Kara N. Maxwell, MD, Ph.D., Assistant Professor of Medicine at Penn Medicine speaks about the Association of Inherited Mutations in DNA Repair Genes with Localized Prostate Cancer.
Link to Article:
https://www.sciencedirect.com/science/article/pii/S0302283821020595
Summary –
Origins:
The discovery of germline mutations in DNA repair genes has major implications for the personalized treatment of prostate cancer patients (PrCa).
Mission:
Determine the genetic testing burden and identify DNA repair genes associated with localized PrCa in a diverse academic biobank.
Participants, setting, and design:
A cross-sectional study of 2391 PrCa patients with localized PrCa was conducted.
Measurement of outcomes and statistical analysis:
In 1588 localized PrCa patients and 3273 cancer-free males, genetic ancestry and mutation rates (excluding somatic interference) in 17 DNA repair genes were examined. Burden testing was carried out between biobank PrCa cases and cancer-free biobank and gnomAD males of genetically determined European (EUR) and African (AFR) ancestry.

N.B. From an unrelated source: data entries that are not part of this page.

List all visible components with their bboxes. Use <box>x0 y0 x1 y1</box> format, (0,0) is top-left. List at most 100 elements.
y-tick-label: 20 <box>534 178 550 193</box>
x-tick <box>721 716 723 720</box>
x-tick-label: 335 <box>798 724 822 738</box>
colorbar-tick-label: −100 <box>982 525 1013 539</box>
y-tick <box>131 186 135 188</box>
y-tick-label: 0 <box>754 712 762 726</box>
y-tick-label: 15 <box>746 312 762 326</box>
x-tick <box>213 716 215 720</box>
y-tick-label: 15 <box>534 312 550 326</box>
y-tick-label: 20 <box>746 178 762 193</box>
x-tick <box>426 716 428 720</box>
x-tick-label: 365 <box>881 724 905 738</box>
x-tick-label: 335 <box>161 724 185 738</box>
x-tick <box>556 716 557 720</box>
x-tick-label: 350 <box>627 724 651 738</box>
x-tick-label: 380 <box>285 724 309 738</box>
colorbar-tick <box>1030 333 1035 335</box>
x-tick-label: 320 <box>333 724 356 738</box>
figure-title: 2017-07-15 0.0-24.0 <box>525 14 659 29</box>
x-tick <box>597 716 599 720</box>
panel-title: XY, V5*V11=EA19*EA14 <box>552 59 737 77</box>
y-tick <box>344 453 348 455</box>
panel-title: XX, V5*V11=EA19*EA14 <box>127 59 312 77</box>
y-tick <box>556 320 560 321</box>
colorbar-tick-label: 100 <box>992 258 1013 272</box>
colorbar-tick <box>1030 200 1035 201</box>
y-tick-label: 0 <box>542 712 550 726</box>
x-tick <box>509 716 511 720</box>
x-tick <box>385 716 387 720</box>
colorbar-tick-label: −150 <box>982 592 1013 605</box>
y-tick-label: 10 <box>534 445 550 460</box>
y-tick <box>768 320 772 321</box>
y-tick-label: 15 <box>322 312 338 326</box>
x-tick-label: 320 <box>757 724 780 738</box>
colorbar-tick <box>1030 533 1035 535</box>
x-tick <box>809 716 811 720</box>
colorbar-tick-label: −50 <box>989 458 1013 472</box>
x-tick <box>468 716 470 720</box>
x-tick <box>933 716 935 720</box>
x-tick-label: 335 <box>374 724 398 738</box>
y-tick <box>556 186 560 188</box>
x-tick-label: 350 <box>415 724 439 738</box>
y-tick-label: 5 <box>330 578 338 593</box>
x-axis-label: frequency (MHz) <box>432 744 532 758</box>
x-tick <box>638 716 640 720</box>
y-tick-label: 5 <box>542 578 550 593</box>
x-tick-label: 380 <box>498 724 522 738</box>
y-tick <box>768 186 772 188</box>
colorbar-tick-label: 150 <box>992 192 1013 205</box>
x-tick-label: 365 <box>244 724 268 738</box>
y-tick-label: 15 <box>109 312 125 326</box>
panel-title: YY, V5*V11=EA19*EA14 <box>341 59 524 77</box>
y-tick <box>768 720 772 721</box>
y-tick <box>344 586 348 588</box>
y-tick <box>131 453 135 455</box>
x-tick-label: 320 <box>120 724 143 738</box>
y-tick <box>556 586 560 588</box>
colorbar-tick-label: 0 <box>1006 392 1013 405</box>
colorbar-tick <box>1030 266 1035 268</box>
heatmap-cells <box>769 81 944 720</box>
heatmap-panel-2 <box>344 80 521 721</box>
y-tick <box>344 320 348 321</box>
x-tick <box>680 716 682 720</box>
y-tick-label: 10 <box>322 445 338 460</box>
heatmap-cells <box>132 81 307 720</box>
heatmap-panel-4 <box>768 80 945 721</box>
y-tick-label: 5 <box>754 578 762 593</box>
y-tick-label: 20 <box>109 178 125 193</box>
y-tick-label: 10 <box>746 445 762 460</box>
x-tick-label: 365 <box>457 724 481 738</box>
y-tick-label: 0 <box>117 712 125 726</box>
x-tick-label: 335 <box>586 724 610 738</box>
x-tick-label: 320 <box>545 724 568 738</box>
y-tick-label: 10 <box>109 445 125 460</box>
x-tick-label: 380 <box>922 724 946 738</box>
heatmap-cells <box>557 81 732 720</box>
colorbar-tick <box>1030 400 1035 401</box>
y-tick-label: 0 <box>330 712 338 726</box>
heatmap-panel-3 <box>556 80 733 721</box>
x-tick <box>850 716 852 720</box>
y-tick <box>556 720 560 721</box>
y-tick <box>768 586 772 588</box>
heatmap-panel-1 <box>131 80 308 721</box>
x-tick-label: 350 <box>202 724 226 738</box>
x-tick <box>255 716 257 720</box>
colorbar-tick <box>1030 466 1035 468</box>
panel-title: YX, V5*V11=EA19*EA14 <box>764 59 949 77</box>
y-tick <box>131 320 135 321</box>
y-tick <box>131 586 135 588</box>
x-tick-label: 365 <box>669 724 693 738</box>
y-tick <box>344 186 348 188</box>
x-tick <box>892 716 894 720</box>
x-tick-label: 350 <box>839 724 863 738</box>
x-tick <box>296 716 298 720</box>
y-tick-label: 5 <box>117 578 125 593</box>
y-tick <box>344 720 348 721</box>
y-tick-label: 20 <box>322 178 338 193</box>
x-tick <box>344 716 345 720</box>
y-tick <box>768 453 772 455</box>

Conclusions and limitations:
DNA repair gene mutation rates were lower in AFR persons with localized PrCa than in EUR individuals (1.4 percent vs. 4.0 percent, p = 0.02). Localized PrCa patients had mutation rates that were comparable to biobank and gnomAD controls (EUR: 4.0 percent vs 2.8 percent, p = 0.15, vs 3.1 percent, p = 0.04; AFR: 1.4 percent vs 1.8 percent, p = 0.8, vs 2.1 percent, p = 0.5). Only BRCA2 mutations were significantly enriched in gnomAD controls of EUR ancestry (1.0 percent vs 0.28 percent, p = 0.03), according to gene-based rare variant association testing. 21 percent and 11 percent of the patients fulfilled the high-risk and very-high-risk criteria, respectively, with 3.7 percent and 6.2 percent having any germline genetic mutation and 1.0 percent and 2.5 percent having a BRCA2 mutation. An analysis of a relatively small, single-institution cohort is one of the study’s limitations.
Outcomes:
In an academic biobank cohort of localized PrCa patients, DNA repair gene germline mutation rates are modest, especially among those of AFR genetic origin. Only in high-risk, very-high-risk localized, and node-positive PrCa patients do mutation rates in genes with published evidence of relationship with PrCa reach 2.5 percent. These findings emphasize the significance of risk stratification in patients with localized PrCa in order to identify those who should be tested for germline genetic mutations.
Summary of the patient:
Regardless of race, germline genetic testing is unlikely to detect an inherited DNA repair mutation in the majority of patients who develop localized prostate cancer. A germline DNA repair mutation is more likely if you have high-risk traits.